Drei Jahre lebten wir in der Baracke im Harz – vom Winter 1943/44 bis zum Winter 1946/47. Die Volksschule im Dorf war zweizügig. Die Schülerinnen und Schüler der 1. bis 4. Klasse wurden zusammen unterrichtet und diejenigen der 4. bis 8. ebenfalls. Auf meinen Zeugnissen, die ich noch sämtlich aufbewahrt habe, geht alles durcheinander – die Lehrer kamen mit dieser unterschiedlichen Schüleransammlung in einer Klasse offenbar genauso wenig zurecht wie wir Schüler, die wir selten so richtig wussten, welche Hausaufgaben für uns gedacht waren. Das Verwirrspiel in meinen Zeugnissen sieht so aus: Eingeschult im Herbst 1942, werde ich im Juli 1943 in die Klasse II versetzt, im Juli 1944 werde ich wieder in die Klasse II versetzt, im April 1946 in die Klasse IV, doch mein Herbstzeugnis von 1946 behauptet, dass ich in Klasse III angesiedelt sei. Die alten Zeugnishefte mit dem Hakenkreuz-Adler wurden bis dahin weiterbenutzt, es gab in der frühen Nachkriegszeit kein Geld, um neue, demokratische Zeugnishefte zu drucken. Erst für das im Februar 1947 in Braunschweig ausgeteilte Versetzungszeugnis in die Klasse V wurde ein neugedrucktes Formular benutzt – auf billigstem Papier, das aus Altpapier hergestellt worden war.

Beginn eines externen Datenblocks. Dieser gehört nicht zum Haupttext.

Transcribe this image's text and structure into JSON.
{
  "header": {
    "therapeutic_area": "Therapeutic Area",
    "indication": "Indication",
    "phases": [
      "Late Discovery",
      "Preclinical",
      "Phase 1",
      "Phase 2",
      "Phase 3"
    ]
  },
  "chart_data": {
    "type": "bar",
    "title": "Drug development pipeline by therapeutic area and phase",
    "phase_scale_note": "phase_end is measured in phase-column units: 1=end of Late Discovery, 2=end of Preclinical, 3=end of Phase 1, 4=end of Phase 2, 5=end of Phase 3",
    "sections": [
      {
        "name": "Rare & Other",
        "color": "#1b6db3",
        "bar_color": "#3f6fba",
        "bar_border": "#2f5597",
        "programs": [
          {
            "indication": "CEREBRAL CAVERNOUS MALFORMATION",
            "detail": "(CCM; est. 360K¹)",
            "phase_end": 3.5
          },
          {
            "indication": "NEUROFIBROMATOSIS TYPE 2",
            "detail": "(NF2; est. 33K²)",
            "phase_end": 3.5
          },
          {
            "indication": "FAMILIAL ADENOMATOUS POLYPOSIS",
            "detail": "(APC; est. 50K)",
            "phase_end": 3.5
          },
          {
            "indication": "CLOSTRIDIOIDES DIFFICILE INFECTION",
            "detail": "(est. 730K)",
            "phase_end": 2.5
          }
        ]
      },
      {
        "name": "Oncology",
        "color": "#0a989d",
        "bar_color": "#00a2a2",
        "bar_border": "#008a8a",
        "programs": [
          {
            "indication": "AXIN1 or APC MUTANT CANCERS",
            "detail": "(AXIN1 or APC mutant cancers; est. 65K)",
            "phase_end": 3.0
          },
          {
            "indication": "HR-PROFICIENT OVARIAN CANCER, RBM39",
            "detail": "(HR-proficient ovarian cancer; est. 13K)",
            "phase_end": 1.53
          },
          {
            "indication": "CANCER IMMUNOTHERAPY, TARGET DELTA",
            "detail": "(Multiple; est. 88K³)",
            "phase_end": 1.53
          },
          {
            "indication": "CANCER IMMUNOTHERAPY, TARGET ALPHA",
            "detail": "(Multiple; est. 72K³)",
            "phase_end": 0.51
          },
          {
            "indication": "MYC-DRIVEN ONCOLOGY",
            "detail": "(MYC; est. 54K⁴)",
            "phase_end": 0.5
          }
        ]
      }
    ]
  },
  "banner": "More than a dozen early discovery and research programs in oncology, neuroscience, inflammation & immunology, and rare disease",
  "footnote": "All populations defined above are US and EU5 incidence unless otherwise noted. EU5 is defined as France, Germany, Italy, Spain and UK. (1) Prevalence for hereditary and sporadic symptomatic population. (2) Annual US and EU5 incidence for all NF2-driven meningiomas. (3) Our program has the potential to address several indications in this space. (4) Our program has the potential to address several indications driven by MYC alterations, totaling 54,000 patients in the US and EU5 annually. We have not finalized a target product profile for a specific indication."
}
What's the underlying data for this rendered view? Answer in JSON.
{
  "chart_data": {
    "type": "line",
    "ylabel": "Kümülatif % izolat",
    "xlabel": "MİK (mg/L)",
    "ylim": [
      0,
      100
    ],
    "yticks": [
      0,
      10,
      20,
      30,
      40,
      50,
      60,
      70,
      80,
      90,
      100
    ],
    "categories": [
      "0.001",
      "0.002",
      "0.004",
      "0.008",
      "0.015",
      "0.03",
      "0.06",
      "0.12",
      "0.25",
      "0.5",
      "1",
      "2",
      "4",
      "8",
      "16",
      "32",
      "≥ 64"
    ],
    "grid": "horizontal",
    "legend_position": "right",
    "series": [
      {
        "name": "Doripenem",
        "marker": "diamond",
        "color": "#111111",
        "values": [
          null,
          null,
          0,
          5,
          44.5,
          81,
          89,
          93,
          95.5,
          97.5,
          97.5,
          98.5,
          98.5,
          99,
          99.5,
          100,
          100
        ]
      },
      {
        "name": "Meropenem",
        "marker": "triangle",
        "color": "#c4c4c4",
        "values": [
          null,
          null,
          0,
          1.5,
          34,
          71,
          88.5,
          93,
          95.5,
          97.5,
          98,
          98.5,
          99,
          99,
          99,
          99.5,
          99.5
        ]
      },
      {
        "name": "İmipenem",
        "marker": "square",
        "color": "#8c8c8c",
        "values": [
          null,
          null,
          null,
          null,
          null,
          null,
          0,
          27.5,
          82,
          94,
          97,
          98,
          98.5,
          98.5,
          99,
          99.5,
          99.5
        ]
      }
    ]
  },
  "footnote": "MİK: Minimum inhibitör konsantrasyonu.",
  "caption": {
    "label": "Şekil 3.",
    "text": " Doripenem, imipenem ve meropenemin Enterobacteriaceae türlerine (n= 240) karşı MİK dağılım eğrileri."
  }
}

Wir lebten wieder in unserer Braunschweiger Mietwohnung, deren Bombenschäden notdürftig repariert worden waren. Ich bestand die Aufnahmeprüfung aufs Gymnasium und begann dort den Unterricht am 6. Mai 1947 um 8.15 Uhr in Klasse G 5. Die Aufnahmebescheinigung habe ich auch verwahrt. Auf dem Schulhof lagen noch Berge von Trümmern, wir Schüler mussten alle mit anfassen, sie wegzuräumen.

Fußball spielten wir auf der Straße. Kam eines von den wenigen Autos, die damals fuhren, traten wir eben mal zur Seite. Als Sportplatz hatten wir uns in der Kasernenstraße auch den Schulhof der zerbombten ehemaligen Raabeschule ausgewählt. Der Bau war so zerstört, dass er nicht mehr benutzt werden konnte. Wir nannten uns SV Raabe, ohne zu wissen, woher dieser Name kam, denn den in Braunschweig gestorbenen Dichter Wilhelm Raabe und dessen Romane und Novellen lernten wir erst später kennen.


Köln, am Vorabend des 1. Advent 2004 abgeschlossen.